Once awarded the “Boeing Professional Excellence Award,” LePoint has helped design and launch 28 NASA space shuttles between 1998 and 2007.
In 1998 at the age of 21, LePoint accepted a job at Boeing, which directly supports NASA, and worked as a reliability engineer for about 10 years. Her job included using mathematics to determine the likelihood of catastrophic explosions during flight to help people understand the risk of space flight, building rockets, and designing engine technology.
LePoint’s signature authorized space shuttle main engine tests, and she helped contain engine explosions to make launches safe for astronauts.
When LePoint, in her 20s at the time, entered the room, everyone turned to look at her. “I remember everyone turning and they were looking at me like ‘what is she doing here?’ And then they found out I was there as one of the experts to help provide insight.”
But LePoint’s journey to such a meeting was not without its obstacles.
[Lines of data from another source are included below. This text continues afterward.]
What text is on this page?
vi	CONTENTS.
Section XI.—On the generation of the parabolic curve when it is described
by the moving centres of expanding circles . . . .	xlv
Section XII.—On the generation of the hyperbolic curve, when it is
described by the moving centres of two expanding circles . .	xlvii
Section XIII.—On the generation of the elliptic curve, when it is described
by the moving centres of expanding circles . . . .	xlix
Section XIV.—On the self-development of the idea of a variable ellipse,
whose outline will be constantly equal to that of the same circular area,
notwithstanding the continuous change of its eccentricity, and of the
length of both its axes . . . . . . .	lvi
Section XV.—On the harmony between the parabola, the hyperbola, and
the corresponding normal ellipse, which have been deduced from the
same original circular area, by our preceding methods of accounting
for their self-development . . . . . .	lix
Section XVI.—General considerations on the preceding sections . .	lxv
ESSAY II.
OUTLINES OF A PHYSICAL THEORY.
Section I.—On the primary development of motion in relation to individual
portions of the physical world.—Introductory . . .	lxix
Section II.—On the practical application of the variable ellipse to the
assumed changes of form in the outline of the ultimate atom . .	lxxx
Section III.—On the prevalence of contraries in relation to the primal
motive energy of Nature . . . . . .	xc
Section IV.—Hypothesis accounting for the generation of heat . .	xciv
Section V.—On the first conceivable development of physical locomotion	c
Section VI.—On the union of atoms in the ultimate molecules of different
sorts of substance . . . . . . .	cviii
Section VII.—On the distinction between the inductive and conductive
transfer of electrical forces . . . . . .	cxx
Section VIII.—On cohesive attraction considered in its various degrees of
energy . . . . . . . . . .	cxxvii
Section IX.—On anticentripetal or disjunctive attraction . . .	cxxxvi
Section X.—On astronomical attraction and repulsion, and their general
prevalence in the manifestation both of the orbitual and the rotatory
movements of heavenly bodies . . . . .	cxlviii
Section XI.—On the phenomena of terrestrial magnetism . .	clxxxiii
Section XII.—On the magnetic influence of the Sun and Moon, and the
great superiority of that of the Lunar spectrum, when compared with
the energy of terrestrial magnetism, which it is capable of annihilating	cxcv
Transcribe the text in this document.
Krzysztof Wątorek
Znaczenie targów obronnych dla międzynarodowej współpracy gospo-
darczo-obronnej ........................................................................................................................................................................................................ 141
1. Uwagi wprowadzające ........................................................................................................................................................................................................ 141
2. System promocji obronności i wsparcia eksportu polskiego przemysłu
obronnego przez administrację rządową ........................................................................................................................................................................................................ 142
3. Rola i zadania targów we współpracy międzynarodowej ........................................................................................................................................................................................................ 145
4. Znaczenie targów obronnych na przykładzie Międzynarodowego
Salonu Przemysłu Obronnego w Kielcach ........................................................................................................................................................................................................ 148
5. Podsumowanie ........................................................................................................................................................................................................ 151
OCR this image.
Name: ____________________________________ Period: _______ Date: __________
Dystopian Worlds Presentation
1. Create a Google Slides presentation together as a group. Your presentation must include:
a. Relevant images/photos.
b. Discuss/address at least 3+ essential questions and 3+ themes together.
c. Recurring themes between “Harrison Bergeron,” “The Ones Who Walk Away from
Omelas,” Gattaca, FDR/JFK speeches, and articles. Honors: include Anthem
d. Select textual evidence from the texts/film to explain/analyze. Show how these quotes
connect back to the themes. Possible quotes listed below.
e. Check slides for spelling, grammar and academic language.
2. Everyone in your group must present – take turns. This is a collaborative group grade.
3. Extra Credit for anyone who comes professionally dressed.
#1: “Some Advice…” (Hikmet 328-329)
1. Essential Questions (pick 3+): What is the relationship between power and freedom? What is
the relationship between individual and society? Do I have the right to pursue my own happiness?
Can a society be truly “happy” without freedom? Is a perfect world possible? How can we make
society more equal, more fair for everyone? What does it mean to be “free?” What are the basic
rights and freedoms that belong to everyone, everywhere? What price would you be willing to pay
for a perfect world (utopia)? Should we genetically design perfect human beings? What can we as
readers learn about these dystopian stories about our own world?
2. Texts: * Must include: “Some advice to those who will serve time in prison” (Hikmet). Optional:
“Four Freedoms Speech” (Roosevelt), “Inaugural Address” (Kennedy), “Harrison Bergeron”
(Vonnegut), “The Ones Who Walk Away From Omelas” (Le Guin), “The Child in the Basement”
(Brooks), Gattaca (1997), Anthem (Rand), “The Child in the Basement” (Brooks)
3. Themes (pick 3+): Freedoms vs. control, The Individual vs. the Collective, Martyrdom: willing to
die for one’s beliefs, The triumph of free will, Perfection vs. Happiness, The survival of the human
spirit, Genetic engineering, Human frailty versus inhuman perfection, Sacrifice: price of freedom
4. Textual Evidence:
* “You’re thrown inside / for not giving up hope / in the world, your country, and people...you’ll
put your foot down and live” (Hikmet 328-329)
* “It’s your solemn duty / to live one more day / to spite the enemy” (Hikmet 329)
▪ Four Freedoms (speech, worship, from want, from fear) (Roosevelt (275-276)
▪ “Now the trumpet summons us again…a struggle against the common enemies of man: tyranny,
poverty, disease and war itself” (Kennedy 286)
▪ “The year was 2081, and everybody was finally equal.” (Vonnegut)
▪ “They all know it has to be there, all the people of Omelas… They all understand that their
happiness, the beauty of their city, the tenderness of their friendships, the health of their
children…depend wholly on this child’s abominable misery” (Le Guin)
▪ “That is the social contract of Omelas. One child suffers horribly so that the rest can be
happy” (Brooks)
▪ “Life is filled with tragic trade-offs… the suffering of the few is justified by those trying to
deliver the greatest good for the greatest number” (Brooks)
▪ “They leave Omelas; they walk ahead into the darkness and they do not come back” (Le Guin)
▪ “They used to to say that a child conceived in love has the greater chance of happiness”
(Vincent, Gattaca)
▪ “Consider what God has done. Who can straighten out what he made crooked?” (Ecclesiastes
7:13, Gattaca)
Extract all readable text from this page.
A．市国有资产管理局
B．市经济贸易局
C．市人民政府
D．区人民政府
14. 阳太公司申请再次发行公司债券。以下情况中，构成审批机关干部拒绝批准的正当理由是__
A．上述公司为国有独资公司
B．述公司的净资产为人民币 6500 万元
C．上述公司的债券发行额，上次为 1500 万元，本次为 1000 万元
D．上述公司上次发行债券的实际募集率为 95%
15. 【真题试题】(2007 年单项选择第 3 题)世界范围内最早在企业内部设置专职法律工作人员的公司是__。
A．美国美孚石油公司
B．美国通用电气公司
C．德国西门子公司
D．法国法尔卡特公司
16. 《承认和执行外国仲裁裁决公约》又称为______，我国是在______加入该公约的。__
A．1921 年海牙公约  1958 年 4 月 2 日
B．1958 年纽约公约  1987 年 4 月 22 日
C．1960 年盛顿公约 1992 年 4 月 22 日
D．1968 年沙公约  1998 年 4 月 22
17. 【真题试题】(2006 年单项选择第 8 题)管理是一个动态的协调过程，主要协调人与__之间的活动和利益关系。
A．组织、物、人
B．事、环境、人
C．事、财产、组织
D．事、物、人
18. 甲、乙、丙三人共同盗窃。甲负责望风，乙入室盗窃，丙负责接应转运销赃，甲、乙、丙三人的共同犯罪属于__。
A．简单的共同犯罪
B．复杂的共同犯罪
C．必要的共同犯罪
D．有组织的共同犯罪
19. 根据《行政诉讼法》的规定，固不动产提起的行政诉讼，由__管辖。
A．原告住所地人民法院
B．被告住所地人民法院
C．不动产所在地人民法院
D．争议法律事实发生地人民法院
She grew up in poverty in a neighborhood fraught with gang violence. “Every type of challenge that you can imagine was thrown my way,” said LePoint, who dreamed of a career in propulsion science since childhood.
As the U.S. continues to rank low in math and science education among industrialized countries, LePoint has set out to inspire the next generations of global problem-solvers using STEM.
On the value and importance of Black women in STEM, LePoint said, “We offer new insight and a holistic type of thinking and problem-solving … that no other group of people bring.”
Data released in 2013 by the National Science Foundation showed that Black women held just 2 percent of jobs in the science and engineering fields.
One of the major barriers for Blacks pursuing careers in STEM is a lack of proficiency in mathematics, LePoint noted. Her book “Mathaphobia,” published in 2013 after LePoint herself struggled with math as a young student, is intended to encourage students and help individuals overcome their fear of math and improve problem-solving abilities to gain access to math-related fields.
In offering advice to the next generation of scientists and mathematicians, LePoint suggests aspiring leaders in the field take a look at what she described as her favorite project: her Answers Unleashed book series. “Mathaphobia” is the first book in the series, followed by “Answers Unleashed: The Science of Unleashing Your Brain’s Power,” and “Answers Unleashed II: The Science of Attracting What You Want.”
“My true joy has been writing books to help people overcome their own fears so they can go into the science, technology, engineering and mathematics fields, or become leaders in their everyday life,” LePoint explained. “I am a firm believer that we each have a beautiful future in front of us, and we get a chance to achieve it through our decisions.”